J’oublierai, disoit un Mari à sa femme, le fameux passage de St. Paul, pourvu que vous vous en souveniez. Vous serez la Maîtresse, pourvu que vous ne veuilliez pas la paroître. La Dame profita de l’avis, & fut heureuse. Je serai votre fortune, disoit une vieille à quelqu’un qu’elle grilloit d’épouser, mais à condition que vous pourvoirez à mes plaisirs. Vos complaisances seront la régle de mes bienfaits. Le jeune homme, ennuié de sa fatigante sempiternelle ne put joüer son rôle jusqu’au bout. Adieu l’héritage, qu’il avoit couché en joüe. Il revint ; il avoüa ses torts ; il offrit des preuves d’amour & de repentir. Il ne fut point écouté. Sa femme s’étoit déjà pourvuë d’un Galant, dont elle païa les services de son bien. L’Histoire dit, que le Galant commença d’aimer sa vieille ridée, dès qu’il s’apperçut, que le Mari contrefaisoit l’amoureux, pour renoüer avec la succession. Que je plains ceux, dons <sic> la fortune est allée se loger dans les rides d’un visage antique !

L’habitude d’être aimé dégoûte du plaisir de l’être. Cette habitude & ce dégoût rendent les Amans volages, des Maris infidelles, des femmes coquettes. Le Comte de - - - très riche parti, fort aimable Cavalier, n’avoit qu’à jetter le mouchoir. C’étoit à qui s’en saisiroit. Ses prémiers soupirs étoient infailliblement écoutés. Il les portoit ailleurs, partout même accüeil. A la fin il s’avisa de les éloigner de la Capitale. La Province lui offrit ce qu’il lui falloit. Un jeune cœur lui resista pour la prémiére fois. Jusques là il n’avoit été que vainqueur, gloire qu’il partageoit avec ses richesses. Il commença dès-lors à devenir conquérant ; & c’est la gloire la plus flatteuse. Il fut aimé d’abord ; mais il fallut en arracher l’aveu ; & il ne l’arracha qu’avec peine. Il épouse sa Belle. Il est heureux. Pouvoit-il ne pas l’être ? Une femme qui avoüe tard sa tendresse en a une bonne provision, comme celle, qui aime difficilement, aime quatre fois plus qu’une autre.

S’il étoit permis de se marier aussi souvent qu’on voudroit, on verroit un plus grand nombre de bons Maris & de femmes fidelles. Ne serions-nous si inconstans, que parce qu’il nous est défendu de l’être ? Dans le bon tems de la République Romaine, le Divorce étoit facilité par les loix ; le Divorce étoit pourtant fort rare. Pourquoi ? Parce que le Mariage étoit une Société libre. Une femme, que son Mari peut congédier, quand il lui plaît, est nécessitée à faire le bonheur de son Mari ; & elle se plie aisément à cette nécessité-là.
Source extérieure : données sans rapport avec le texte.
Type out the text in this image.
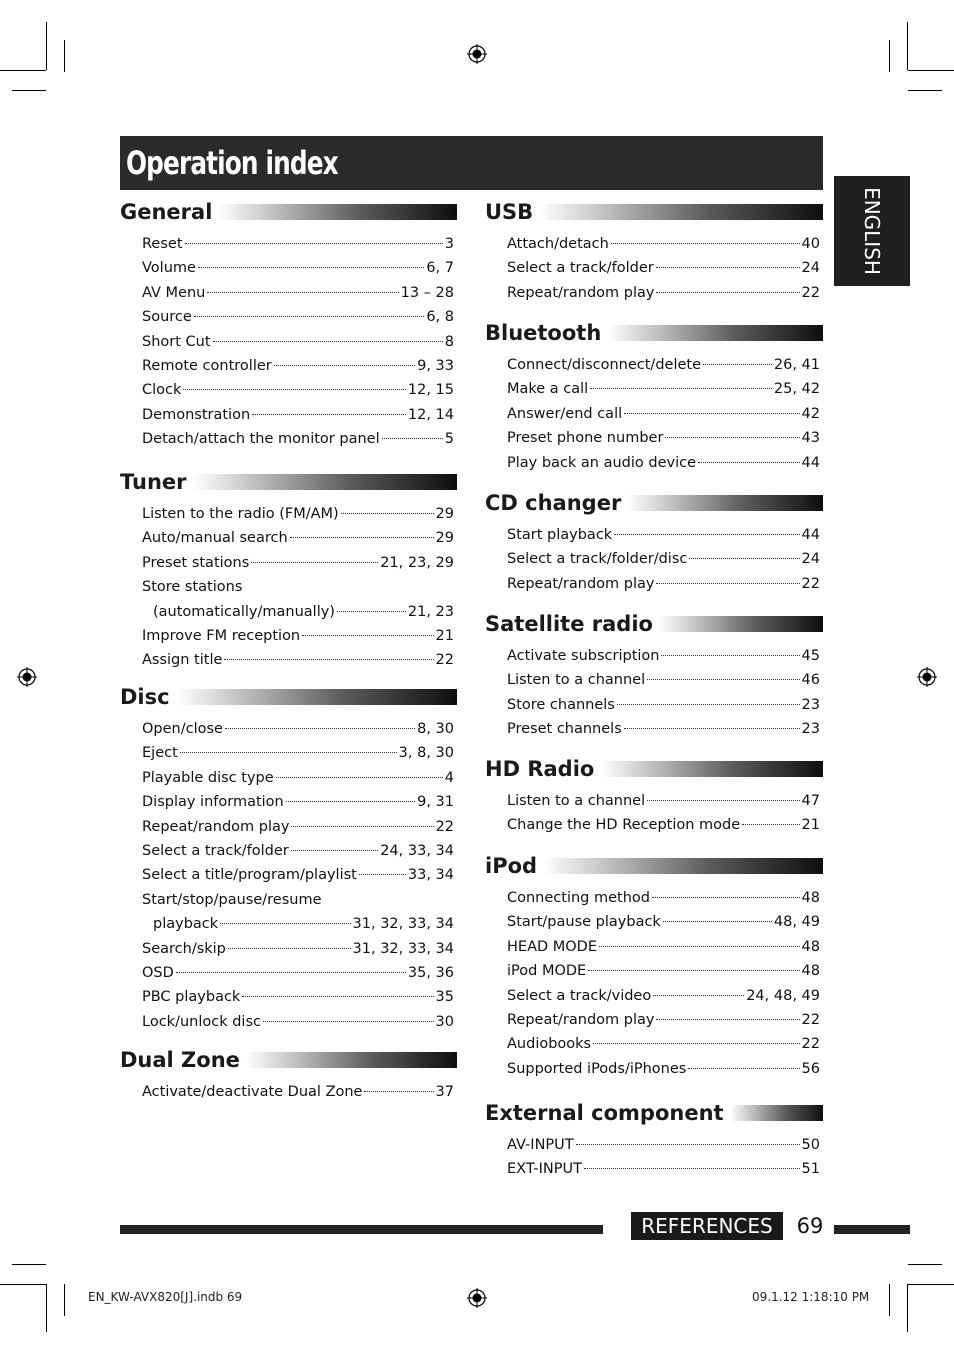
Operation index
ENGLISH
General
Reset	3
Volume	6, 7
AV Menu	13 – 28
Source	6, 8
Short Cut	8
Remote controller	9, 33
Clock	12, 15
Demonstration	12, 14
Detach/attach the monitor panel	5
Tuner
Listen to the radio (FM/AM)	29
Auto/manual search	29
Preset stations	21, 23, 29
Store stations
(automatically/manually)	21, 23
Improve FM reception	21
Assign title	22
Disc
Open/close	8, 30
Eject	3, 8, 30
Playable disc type	4
Display information	9, 31
Repeat/random play	22
Select a track/folder	24, 33, 34
Select a title/program/playlist	33, 34
Start/stop/pause/resume
playback	31, 32, 33, 34
Search/skip	31, 32, 33, 34
OSD	35, 36
PBC playback	35
Lock/unlock disc	30
Dual Zone
Activate/deactivate Dual Zone	37
USB
Attach/detach	40
Select a track/folder	24
Repeat/random play	22
Bluetooth
Connect/disconnect/delete	26, 41
Make a call	25, 42
Answer/end call	42
Preset phone number	43
Play back an audio device	44
CD changer
Start playback	44
Select a track/folder/disc	24
Repeat/random play	22
Satellite radio
Activate subscription	45
Listen to a channel	46
Store channels	23
Preset channels	23
HD Radio
Listen to a channel	47
Change the HD Reception mode	21
iPod
Connecting method	48
Start/pause playback	48, 49
HEAD MODE	48
iPod MODE	48
Select a track/video	24, 48, 49
Repeat/random play	22
Audiobooks	22
Supported iPods/iPhones	56
External component
AV-INPUT	50
EXT-INPUT	51
REFERENCES	69
EN_KW-AVX820[J].indb 69	09.1.12 1:18:10 PM
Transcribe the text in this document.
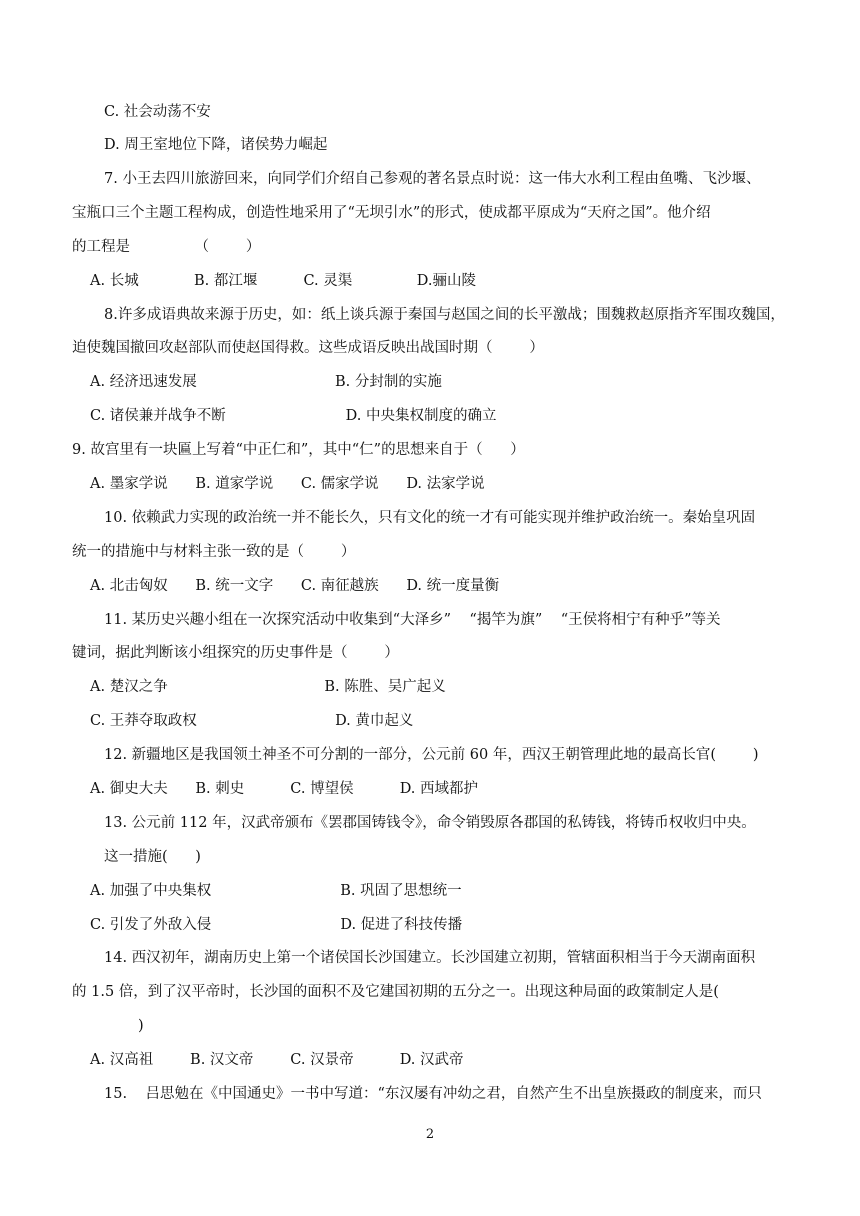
C. 社会动荡不安
D. 周王室地位下降，诸侯势力崛起
7. 小王去四川旅游回来，向同学们介绍自己参观的著名景点时说：这一伟大水利工程由鱼嘴、飞沙堰、
宝瓶口三个主题工程构成，创造性地采用了“无坝引水”的形式，使成都平原成为“天府之国”。他介绍
的工程是              （        ）
A. 长城            B. 都江堰          C. 灵渠              D.骊山陵
8.许多成语典故来源于历史，如：纸上谈兵源于秦国与赵国之间的长平激战；围魏救赵原指齐军围攻魏国，
迫使魏国撤回攻赵部队而使赵国得救。这些成语反映出战国时期（        ）
A. 经济迅速发展                              B. 分封制的实施
C. 诸侯兼并战争不断                          D. 中央集权制度的确立
9. 故宫里有一块匾上写着“中正仁和”，其中“仁”的思想来自于（      ）
A. 墨家学说      B. 道家学说      C. 儒家学说      D. 法家学说
10. 依赖武力实现的政治统一并不能长久，只有文化的统一才有可能实现并维护政治统一。秦始皇巩固
统一的措施中与材料主张一致的是（        ）
A. 北击匈奴      B. 统一文字      C. 南征越族      D. 统一度量衡
11. 某历史兴趣小组在一次探究活动中收集到“大泽乡”    “揭竿为旗”    “王侯将相宁有种乎”等关
键词，据此判断该小组探究的历史事件是（        ）
A. 楚汉之争                                  B. 陈胜、吴广起义
C. 王莽夺取政权                              D. 黄巾起义
12. 新疆地区是我国领土神圣不可分割的一部分，公元前 60 年，西汉王朝管理此地的最高长官(        )
A. 御史大夫      B. 刺史          C. 博望侯          D. 西域都护
13. 公元前 112 年，汉武帝颁布《罢郡国铸钱令》，命令销毁原各郡国的私铸钱，将铸币权收归中央。
这一措施(      )
A. 加强了中央集权                            B. 巩固了思想统一
C. 引发了外敌入侵                            D. 促进了科技传播
14. 西汉初年，湖南历史上第一个诸侯国长沙国建立。长沙国建立初期，管辖面积相当于今天湖南面积
的 1.5 倍，到了汉平帝时，长沙国的面积不及它建国初期的五分之一。出现这种局面的政策制定人是(
)
A. 汉高祖        B. 汉文帝        C. 汉景帝          D. 汉武帝
15.    吕思勉在《中国通史》一书中写道：“东汉屡有冲幼之君，自然产生不出皇族摄政的制度来，而只
2
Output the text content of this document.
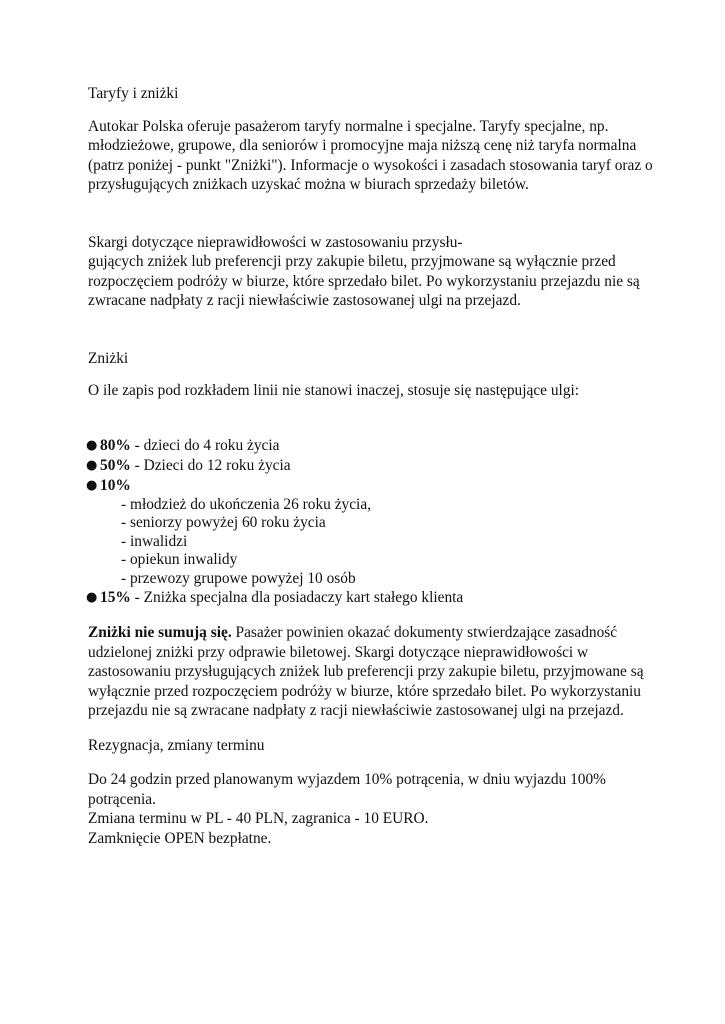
Taryfy i zniżki

Autokar Polska oferuje pasażerom taryfy normalne i specjalne. Taryfy specjalne, np.
młodzieżowe, grupowe, dla seniorów i promocyjne maja niższą cenę niż taryfa normalna
(patrz poniżej - punkt "Zniżki"). Informacje o wysokości i zasadach stosowania taryf oraz o
przysługujących zniżkach uzyskać można w biurach sprzedaży biletów.
Skargi dotyczące nieprawidłowości w zastosowaniu przysłu-
gujących zniżek lub preferencji przy zakupie biletu, przyjmowane są wyłącznie przed
rozpoczęciem podróży w biurze, które sprzedało bilet. Po wykorzystaniu przejazdu nie są
zwracane nadpłaty z racji niewłaściwie zastosowanej ulgi na przejazd.

Zniżki

O ile zapis pod rozkładem linii nie stanowi inaczej, stosuje się następujące ulgi:

● 80% - dzieci do 4 roku życia
● 50% - Dzieci do 12 roku życia
● 10%
- młodzież do ukończenia 26 roku życia,
- seniorzy powyżej 60 roku życia
- inwalidzi
- opiekun inwalidy
- przewozy grupowe powyżej 10 osób
● 15% - Zniżka specjalna dla posiadaczy kart stałego klienta
Zniżki nie sumują się. Pasażer powinien okazać dokumenty stwierdzające zasadność
udzielonej zniżki przy odprawie biletowej. Skargi dotyczące nieprawidłowości w
zastosowaniu przysługujących zniżek lub preferencji przy zakupie biletu, przyjmowane są
wyłącznie przed rozpoczęciem podróży w biurze, które sprzedało bilet. Po wykorzystaniu
przejazdu nie są zwracane nadpłaty z racji niewłaściwie zastosowanej ulgi na przejazd.

Rezygnacja, zmiany terminu

Do 24 godzin przed planowanym wyjazdem 10% potrącenia, w dniu wyjazdu 100%
potrącenia.
Zmiana terminu w PL - 40 PLN, zagranica - 10 EURO.
Zamknięcie OPEN bezpłatne.
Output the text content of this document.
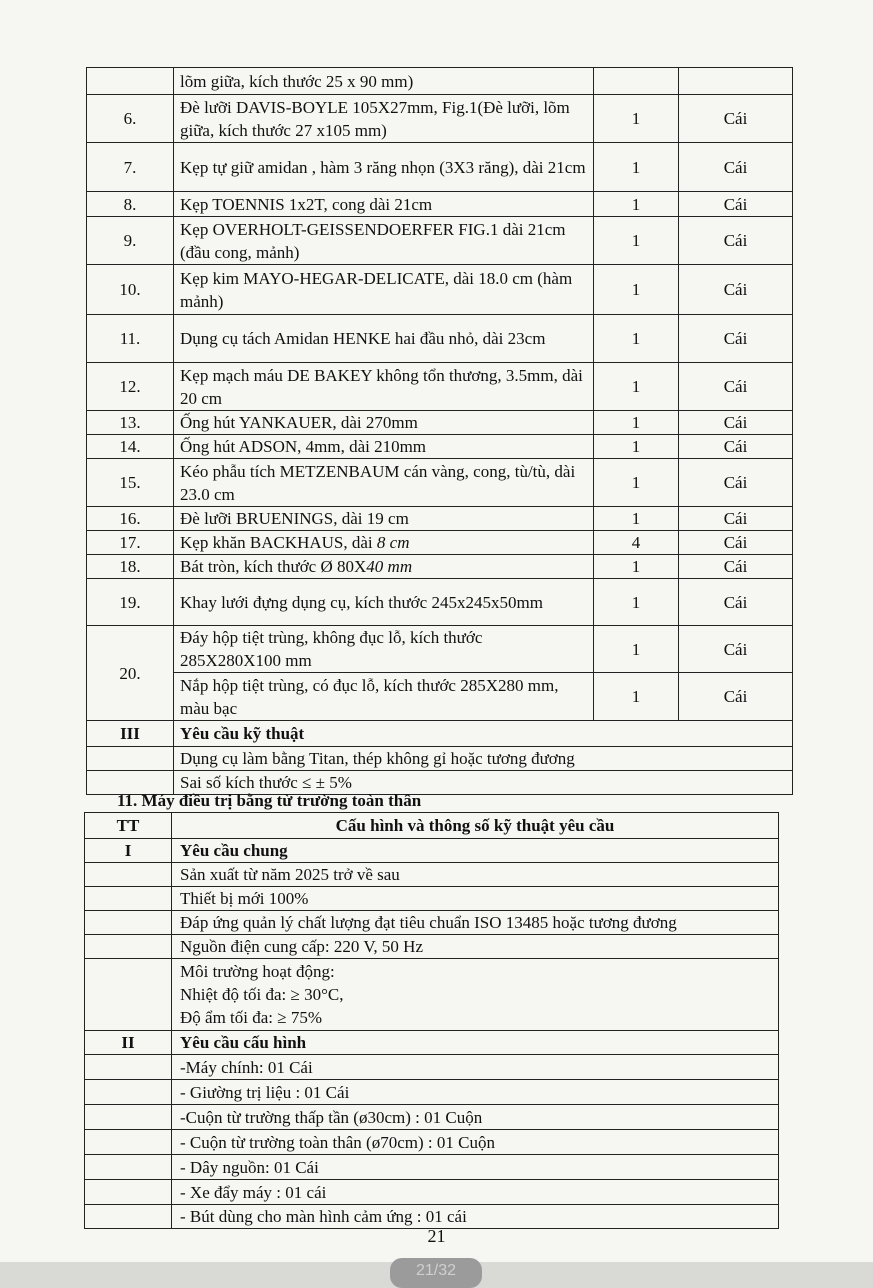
	lõm giữa, kích thước 25 x 90 mm)		
6.	Đè lưỡi DAVIS-BOYLE 105X27mm, Fig.1(Đè lưỡi, lõm giữa, kích thước 27 x105 mm)	1	Cái
7.	Kẹp tự giữ amidan , hàm 3 răng nhọn (3X3 răng), dài 21cm	1	Cái
8.	Kẹp TOENNIS 1x2T, cong dài 21cm	1	Cái
9.	Kẹp OVERHOLT-GEISSENDOERFER FIG.1 dài 21cm (đầu cong, mảnh)	1	Cái
10.	Kẹp kim MAYO-HEGAR-DELICATE, dài 18.0 cm (hàm mảnh)	1	Cái
11.	Dụng cụ tách Amidan HENKE hai đầu nhỏ, dài 23cm	1	Cái
12.	Kẹp mạch máu DE BAKEY không tổn thương, 3.5mm, dài 20 cm	1	Cái
13.	Ống hút YANKAUER, dài 270mm	1	Cái
14.	Ống hút ADSON, 4mm, dài 210mm	1	Cái
15.	Kéo phẫu tích METZENBAUM cán vàng, cong, tù/tù, dài 23.0 cm	1	Cái
16.	Đè lưỡi BRUENINGS, dài 19 cm	1	Cái
17.	Kẹp khăn BACKHAUS, dài 8 cm	4	Cái
18.	Bát tròn, kích thước Ø 80X40 mm	1	Cái
19.	Khay lưới đựng dụng cụ, kích thước 245x245x50mm	1	Cái
20.	Đáy hộp tiệt trùng, không đục lỗ, kích thước 285X280X100 mm	1	Cái
	Nắp hộp tiệt trùng, có đục lỗ, kích thước 285X280 mm, màu bạc	1	Cái
III	Yêu cầu kỹ thuật		
	Dụng cụ làm bằng Titan, thép không gỉ hoặc tương đương		
	Sai số kích thước ≤ ± 5%		
11. Máy điều trị bằng từ trường toàn thân
TT	Cấu hình và thông số kỹ thuật yêu cầu
I	Yêu cầu chung
	Sản xuất từ năm 2025 trở về sau
	Thiết bị mới 100%
	Đáp ứng quản lý chất lượng đạt tiêu chuẩn ISO 13485 hoặc tương đương
	Nguồn điện cung cấp: 220 V, 50 Hz

	Môi trường hoạt động:
Nhiệt độ tối đa: ≥ 30°C,
Độ ẩm tối đa: ≥ 75%

II	Yêu cầu cấu hình
	-Máy chính: 01 Cái
	- Giường trị liệu : 01 Cái
	-Cuộn từ trường thấp tần (ø30cm) : 01 Cuộn
	- Cuộn từ trường toàn thân (ø70cm) : 01 Cuộn
	- Dây nguồn: 01 Cái
	- Xe đẩy máy : 01 cái
	- Bút dùng cho màn hình cảm ứng : 01 cái
21
21/32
Point de ménage plus tranquille, que celui des Turcs. La pluralité des femmes en est la cause. Dix femmes, qui obeïssent, disent-ils, sont moins embarrassantes qu’une femme qui n’obéit pas. Leur sensualité y trouve son compte ; mais la délicatesse ne sçauroit avoir entrée dans un serrail ; aussi n’est-elle pas faite pour les Asiatiques.

Les Mariages le moins Mariages sont les plus agréables. Une possession paisible devient insipide. Quand on peut se marier mystérieusement, on goûte tous les plaisirs de l’Hymen, assaisonnés de ceux de l’Amour. Je ne m’étonne plus, que les Mariages de conscience soient si communs en France. Les Dames perpétueront vraisemblablement cette méthode. Que nous sommes heureux, de n’en avoir pas eu besoin jusqu’ici ! Gare que notre tour ne vienne.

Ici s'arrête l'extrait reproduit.